Eğitim-İş Başkanı Kadem Özbay ekonomik kriz derinleştikçe veliler için çocuklarını okula hazırlamanın her geçen gün daha da zor hale geldiğini söyleyerek “Eğitim masraflarındaki fahiş artış, sadece ailelerin bütçelerini değil, aynı zamanda çocukların eğitim hakkını da ciddi şekilde tehdit ediyor” dedi.

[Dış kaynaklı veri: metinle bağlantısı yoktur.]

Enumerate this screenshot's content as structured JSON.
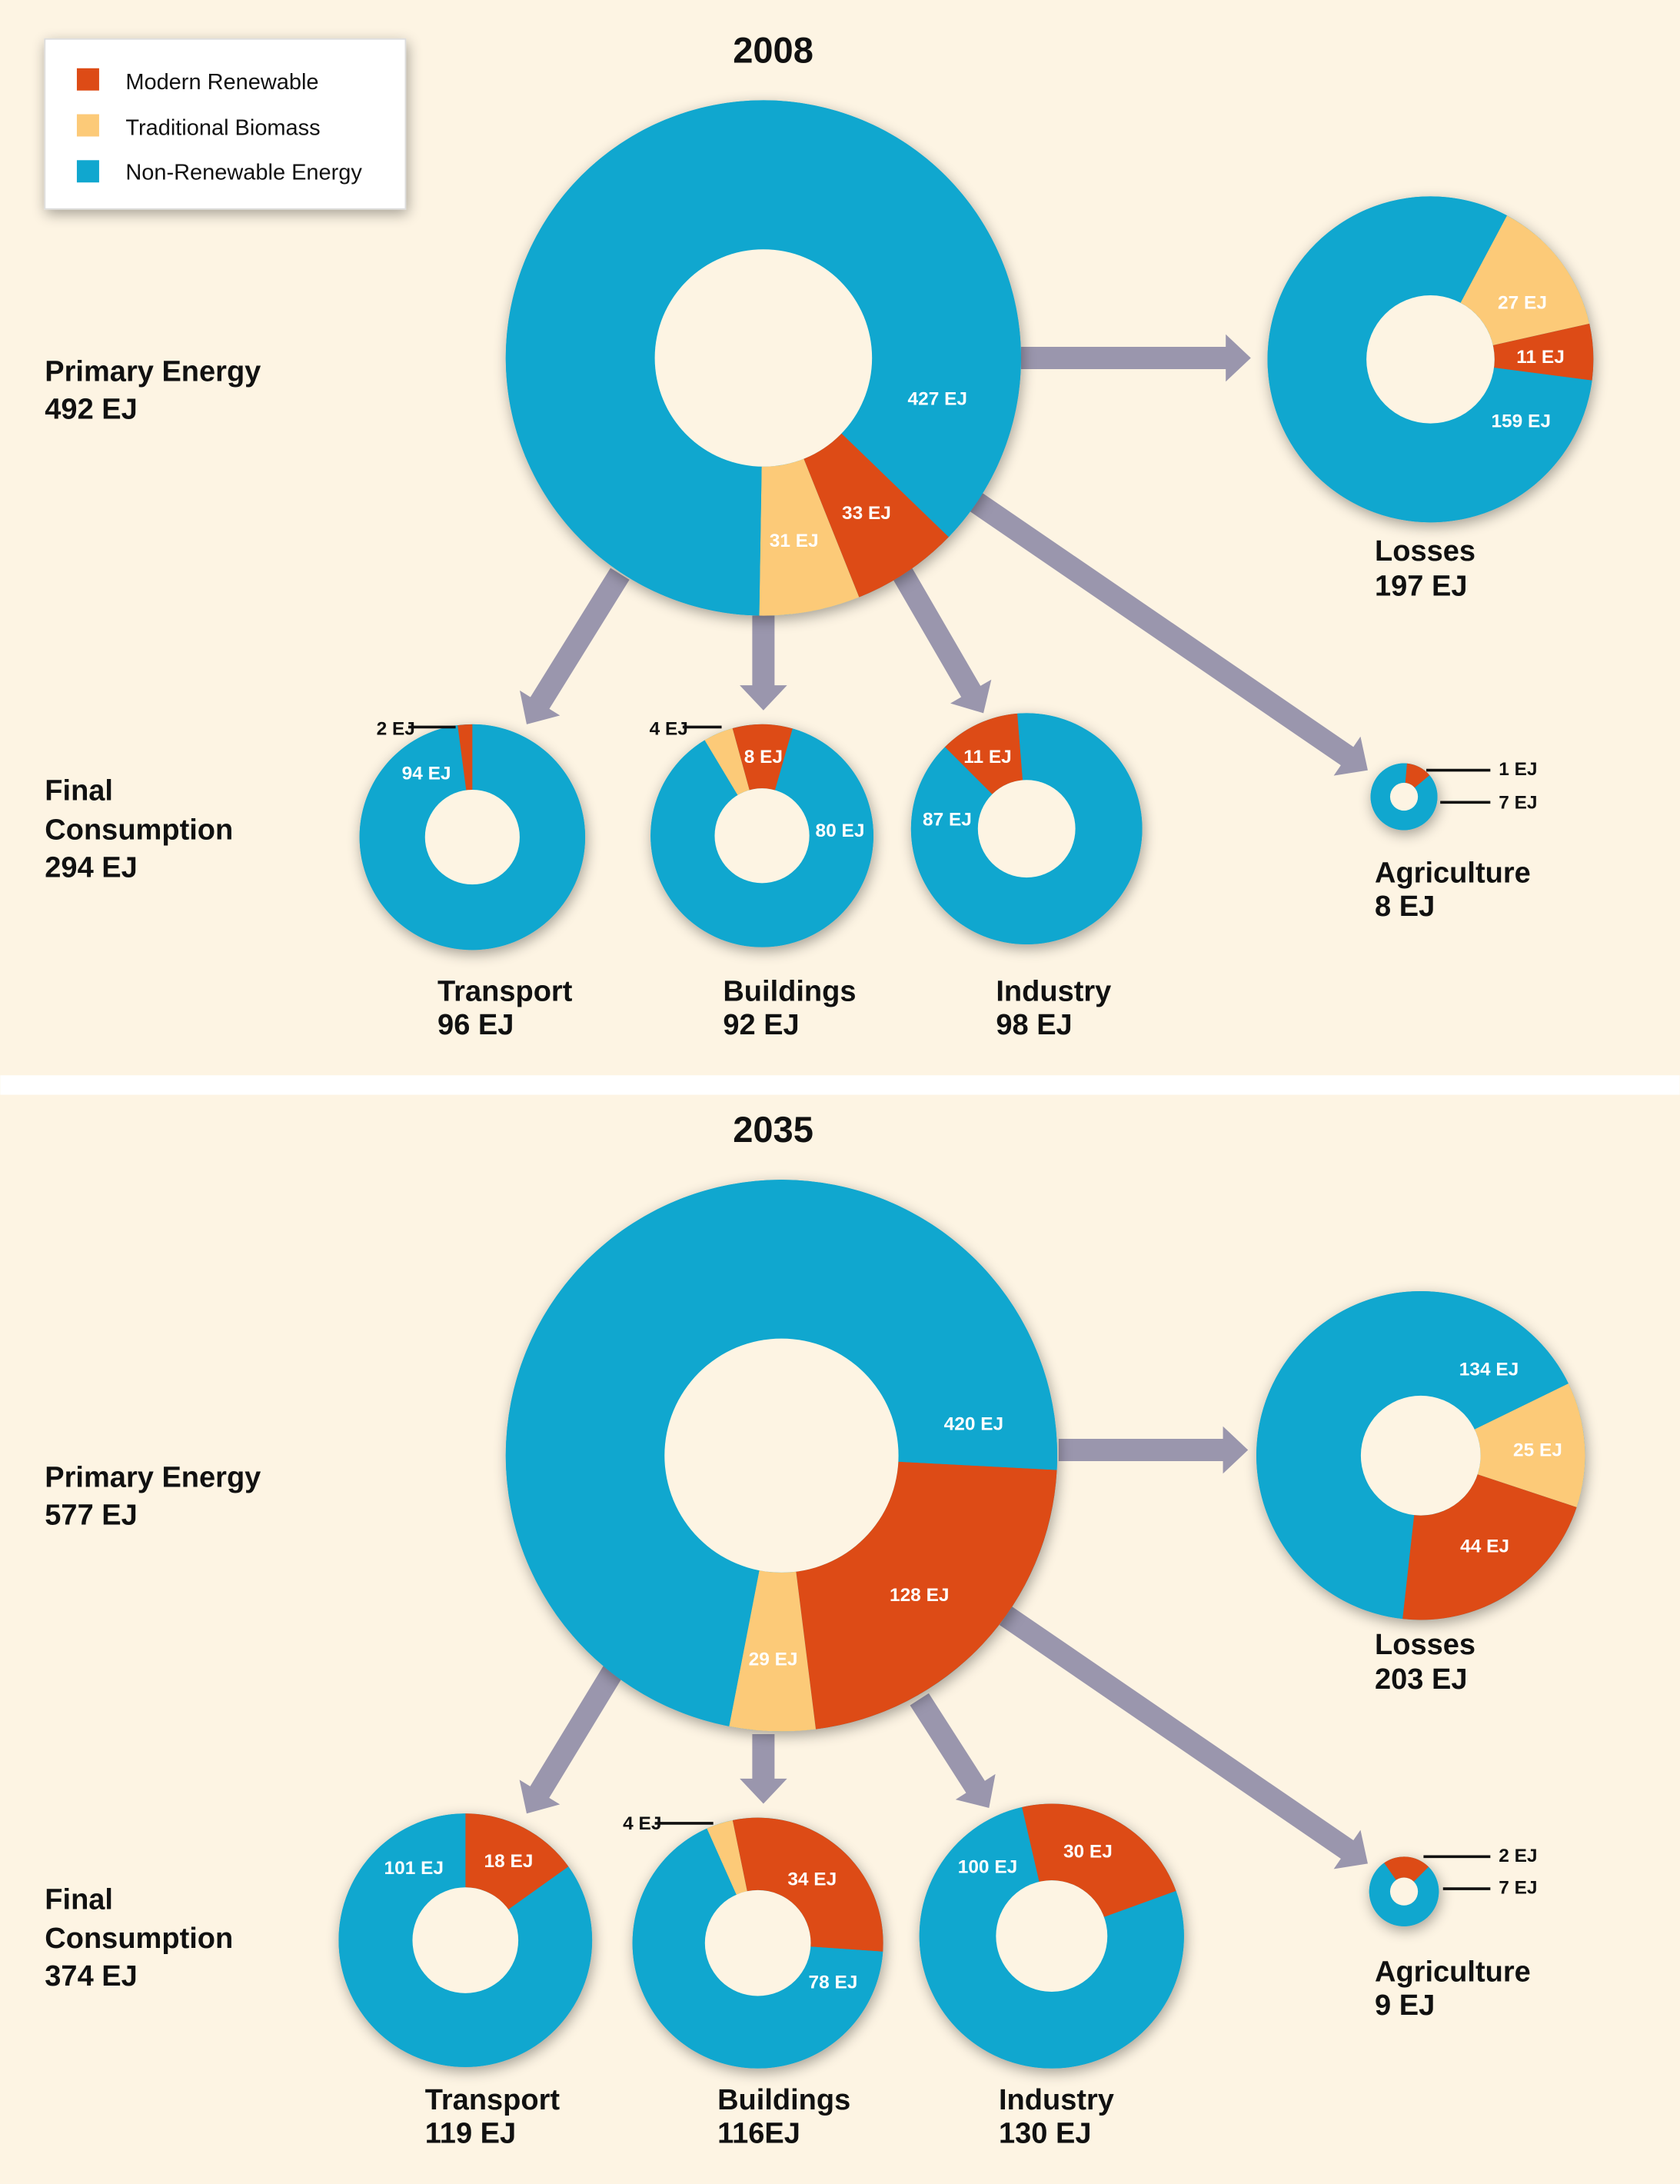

“Kırtasiye malzemelerinden kıyafetlere, kitaplardan okul ücretlerine kadar her alanda yaşanan zamlar, özellikle birden fazla çocuğu olan aileleri daha da zor bir durumda bırakıyor” ifadelerini kullanan Özbay, sendika olarak gözlemlerine göre eğitim masraflarındaki artışın enflasyon oranlarının çok üzerinde olduğunu şu şekilde anlattı:

“Veliler, çocuklarının temel eğitim ihtiyaçlarını karşılamakta bile güçlük çekiyor, bu da toplumun geleceğini şekillendirecek nesillerin eğitimden mahrum kalması riskini doğuruyor. Birçok aile, temel ihtiyaçlarını dahi karşılayamaz hale gelmişken, eğitim masraflarının bu denli yükselmesi, eğitimde fırsat eşitsizliğini daha da derinleştirmekte. Fiyatlandırmalar konusunda acil adımlar atılması gerekiyor. Eğitim materyallerinin fiyatlarının kontrol altında tutulması, temel ihtiyaçların devlet tarafından karşılanması ve okullarda velilerden kayıt ücreti talep edilmesinin kesinlikle yasaklanması, en öncelikli adımlar olmalı.”

Eğitimin her çocuğun hakkı olduğunu ve bu hakkın ekonomik kriz bahane edilerek gasp edilemeyeceğini vurgulayan Özbay “kayıt parasının” anayasaya aykırı olduğunu vurguladı.